The PR Professional’s AP Style Cheat Sheet

For journalists, the Associated Press (AP) Stylebook is the industry “bible.” They live and die by its grammar and style rules, and most have taken numerous journalism school classes to perfect the art of AP style writing. As such, AP style errors in press releases are glaringly obvious to reporters and could turn them off from considering a press release. But mastering the 500-page book, which is updated every year, can be a daunting task.

Below is a list of the top AP style tips that every PR professional should know and some of the most commonly made mistakes to avoid. Although you should always have an AP Stylebook at your desk, consider this your cheat sheet for quick reference.


Only use the abbreviations Ave., Blvd. and St. with a numbered address. Always use figures for a numbered address. Example: His address is 1600 Pike St. He lives on Pike Street.

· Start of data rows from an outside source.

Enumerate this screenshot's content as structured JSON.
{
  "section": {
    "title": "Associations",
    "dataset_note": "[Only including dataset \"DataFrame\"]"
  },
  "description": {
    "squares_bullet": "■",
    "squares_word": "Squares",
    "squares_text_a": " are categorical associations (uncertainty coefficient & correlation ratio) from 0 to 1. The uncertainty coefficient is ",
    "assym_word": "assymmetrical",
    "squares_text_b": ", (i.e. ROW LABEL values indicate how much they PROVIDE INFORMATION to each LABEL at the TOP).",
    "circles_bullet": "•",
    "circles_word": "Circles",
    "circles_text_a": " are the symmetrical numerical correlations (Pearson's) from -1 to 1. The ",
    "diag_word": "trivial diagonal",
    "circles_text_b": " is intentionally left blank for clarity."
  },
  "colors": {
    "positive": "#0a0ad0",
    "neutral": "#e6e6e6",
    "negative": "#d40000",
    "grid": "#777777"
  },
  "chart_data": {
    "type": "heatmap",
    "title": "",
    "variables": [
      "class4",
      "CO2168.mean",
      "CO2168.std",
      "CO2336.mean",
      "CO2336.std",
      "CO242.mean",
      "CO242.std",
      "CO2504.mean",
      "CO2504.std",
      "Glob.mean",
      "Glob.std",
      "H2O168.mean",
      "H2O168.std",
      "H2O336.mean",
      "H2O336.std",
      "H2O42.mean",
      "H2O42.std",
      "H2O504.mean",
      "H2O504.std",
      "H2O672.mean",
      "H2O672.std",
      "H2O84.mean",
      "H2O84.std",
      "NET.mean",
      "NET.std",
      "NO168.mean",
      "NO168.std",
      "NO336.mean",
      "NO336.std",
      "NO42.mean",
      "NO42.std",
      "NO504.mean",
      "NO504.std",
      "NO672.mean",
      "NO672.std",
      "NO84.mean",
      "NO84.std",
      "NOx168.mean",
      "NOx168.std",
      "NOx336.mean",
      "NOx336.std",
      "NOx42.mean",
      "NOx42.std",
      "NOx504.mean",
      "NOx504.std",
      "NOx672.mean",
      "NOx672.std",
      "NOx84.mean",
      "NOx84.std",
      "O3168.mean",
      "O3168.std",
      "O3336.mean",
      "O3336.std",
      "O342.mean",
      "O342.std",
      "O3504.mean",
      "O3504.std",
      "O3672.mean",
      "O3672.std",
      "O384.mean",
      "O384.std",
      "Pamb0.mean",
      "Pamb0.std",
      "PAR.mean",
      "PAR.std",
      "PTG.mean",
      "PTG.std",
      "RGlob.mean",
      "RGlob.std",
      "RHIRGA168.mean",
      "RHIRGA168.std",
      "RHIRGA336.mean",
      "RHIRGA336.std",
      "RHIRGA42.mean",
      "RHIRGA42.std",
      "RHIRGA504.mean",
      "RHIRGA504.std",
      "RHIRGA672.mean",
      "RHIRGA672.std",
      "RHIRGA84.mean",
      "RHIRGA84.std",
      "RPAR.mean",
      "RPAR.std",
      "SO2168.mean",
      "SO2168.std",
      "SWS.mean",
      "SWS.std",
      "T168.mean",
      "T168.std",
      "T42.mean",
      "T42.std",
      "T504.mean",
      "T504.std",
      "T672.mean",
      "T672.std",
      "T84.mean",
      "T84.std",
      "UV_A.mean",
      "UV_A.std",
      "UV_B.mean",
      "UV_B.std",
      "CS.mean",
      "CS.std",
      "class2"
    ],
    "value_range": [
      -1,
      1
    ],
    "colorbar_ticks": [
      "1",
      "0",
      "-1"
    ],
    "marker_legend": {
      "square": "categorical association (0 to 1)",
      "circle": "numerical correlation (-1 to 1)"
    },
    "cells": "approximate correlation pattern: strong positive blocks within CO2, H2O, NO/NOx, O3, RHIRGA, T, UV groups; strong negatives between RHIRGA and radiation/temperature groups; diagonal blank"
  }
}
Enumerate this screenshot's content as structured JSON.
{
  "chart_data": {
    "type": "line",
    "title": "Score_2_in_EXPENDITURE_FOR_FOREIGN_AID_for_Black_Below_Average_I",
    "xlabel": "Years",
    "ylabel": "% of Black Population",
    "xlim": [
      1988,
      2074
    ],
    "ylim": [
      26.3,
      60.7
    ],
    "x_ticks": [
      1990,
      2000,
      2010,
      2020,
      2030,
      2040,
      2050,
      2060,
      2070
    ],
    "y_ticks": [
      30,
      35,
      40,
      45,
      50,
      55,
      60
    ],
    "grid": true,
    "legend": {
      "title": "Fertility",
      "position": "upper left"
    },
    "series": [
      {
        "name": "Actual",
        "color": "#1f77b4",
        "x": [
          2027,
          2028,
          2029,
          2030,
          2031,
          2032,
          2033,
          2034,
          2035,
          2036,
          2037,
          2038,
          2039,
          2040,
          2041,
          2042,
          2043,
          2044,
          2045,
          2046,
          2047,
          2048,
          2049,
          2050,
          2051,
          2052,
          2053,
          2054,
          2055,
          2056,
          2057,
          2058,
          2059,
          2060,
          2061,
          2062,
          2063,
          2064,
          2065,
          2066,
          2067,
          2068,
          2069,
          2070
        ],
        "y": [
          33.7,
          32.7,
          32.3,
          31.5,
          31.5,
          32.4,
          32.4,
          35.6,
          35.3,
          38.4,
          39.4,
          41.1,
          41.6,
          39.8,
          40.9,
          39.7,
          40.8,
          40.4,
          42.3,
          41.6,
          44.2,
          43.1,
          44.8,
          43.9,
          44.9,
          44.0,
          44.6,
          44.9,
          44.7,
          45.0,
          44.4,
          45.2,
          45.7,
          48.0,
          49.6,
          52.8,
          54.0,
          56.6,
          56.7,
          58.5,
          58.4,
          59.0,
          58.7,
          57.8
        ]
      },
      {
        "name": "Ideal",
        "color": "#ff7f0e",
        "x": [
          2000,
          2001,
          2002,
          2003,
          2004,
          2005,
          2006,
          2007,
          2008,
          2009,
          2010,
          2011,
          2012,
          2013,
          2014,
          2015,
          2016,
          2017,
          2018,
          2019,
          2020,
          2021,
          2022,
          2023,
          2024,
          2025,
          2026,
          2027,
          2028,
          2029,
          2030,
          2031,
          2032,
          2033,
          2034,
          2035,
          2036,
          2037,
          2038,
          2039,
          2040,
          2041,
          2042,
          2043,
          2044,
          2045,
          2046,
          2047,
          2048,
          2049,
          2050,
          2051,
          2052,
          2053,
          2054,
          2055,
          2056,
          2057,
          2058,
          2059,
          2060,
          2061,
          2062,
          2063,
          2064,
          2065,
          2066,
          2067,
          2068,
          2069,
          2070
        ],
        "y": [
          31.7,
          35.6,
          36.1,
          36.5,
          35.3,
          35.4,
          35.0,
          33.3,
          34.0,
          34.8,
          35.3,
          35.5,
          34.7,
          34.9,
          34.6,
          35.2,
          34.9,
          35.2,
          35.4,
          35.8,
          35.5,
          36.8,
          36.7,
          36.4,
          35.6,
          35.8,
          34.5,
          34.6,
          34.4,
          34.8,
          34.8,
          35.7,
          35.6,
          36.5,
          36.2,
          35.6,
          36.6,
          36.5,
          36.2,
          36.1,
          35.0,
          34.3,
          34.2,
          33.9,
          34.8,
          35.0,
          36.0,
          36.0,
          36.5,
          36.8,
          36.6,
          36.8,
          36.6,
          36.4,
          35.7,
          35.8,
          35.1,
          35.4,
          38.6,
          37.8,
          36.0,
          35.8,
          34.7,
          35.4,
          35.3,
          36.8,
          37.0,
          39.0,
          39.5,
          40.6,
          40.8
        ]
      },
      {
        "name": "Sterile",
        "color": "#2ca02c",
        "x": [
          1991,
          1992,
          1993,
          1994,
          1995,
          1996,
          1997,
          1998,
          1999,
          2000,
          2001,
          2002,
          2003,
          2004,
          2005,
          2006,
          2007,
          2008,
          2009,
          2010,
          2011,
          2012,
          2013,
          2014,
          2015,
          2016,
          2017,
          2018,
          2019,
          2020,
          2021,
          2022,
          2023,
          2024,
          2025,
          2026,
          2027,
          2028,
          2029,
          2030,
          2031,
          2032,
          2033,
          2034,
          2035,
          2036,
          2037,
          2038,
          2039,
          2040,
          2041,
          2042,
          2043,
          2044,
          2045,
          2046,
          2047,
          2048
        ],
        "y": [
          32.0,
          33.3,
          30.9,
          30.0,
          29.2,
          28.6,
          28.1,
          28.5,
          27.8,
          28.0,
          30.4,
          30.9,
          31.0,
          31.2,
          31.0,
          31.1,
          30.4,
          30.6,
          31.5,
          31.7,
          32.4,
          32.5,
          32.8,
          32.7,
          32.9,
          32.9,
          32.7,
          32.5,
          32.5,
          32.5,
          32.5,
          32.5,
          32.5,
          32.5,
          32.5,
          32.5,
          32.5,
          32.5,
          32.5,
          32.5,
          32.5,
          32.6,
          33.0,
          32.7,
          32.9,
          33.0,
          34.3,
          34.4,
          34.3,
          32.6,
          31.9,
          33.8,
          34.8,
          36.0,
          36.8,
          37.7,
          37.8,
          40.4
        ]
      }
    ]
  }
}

For street names that are numbers, spell out and capitalize First through Ninth. Use figures with two letters for 10 and above. Example: He lives on Third Avenue. She lives near 10th and 22nd streets.

Spell out Interstate on first reference, then abbreviate. Example: She drove down Interstate 5 to get to work. She also took I-5 when she drove home.


When writing about height, weight or other dimensions, use figures and spell out words such as feet, miles, etc. Examples: She is 5-foot-6. He wrote with a 3-inch pencil.


Hyphenate the words that go together when using adjectives to modify words. For example: energy-efficient products, much-anticipated announcements, long-term relationships. 

Words that end in “–ly” are adverbs and should never be hyphenated.

“More Than” Vs. “Over”

Use “more than” when referring to numbers and “over” when referring to spatial elements. For example: We acquired more than 100,000 customers. The cow jumped over the moon.


Write out numbers one through nine, and use figures for 10 and above. Spell out a number if it starts a sentence unless it’s a year.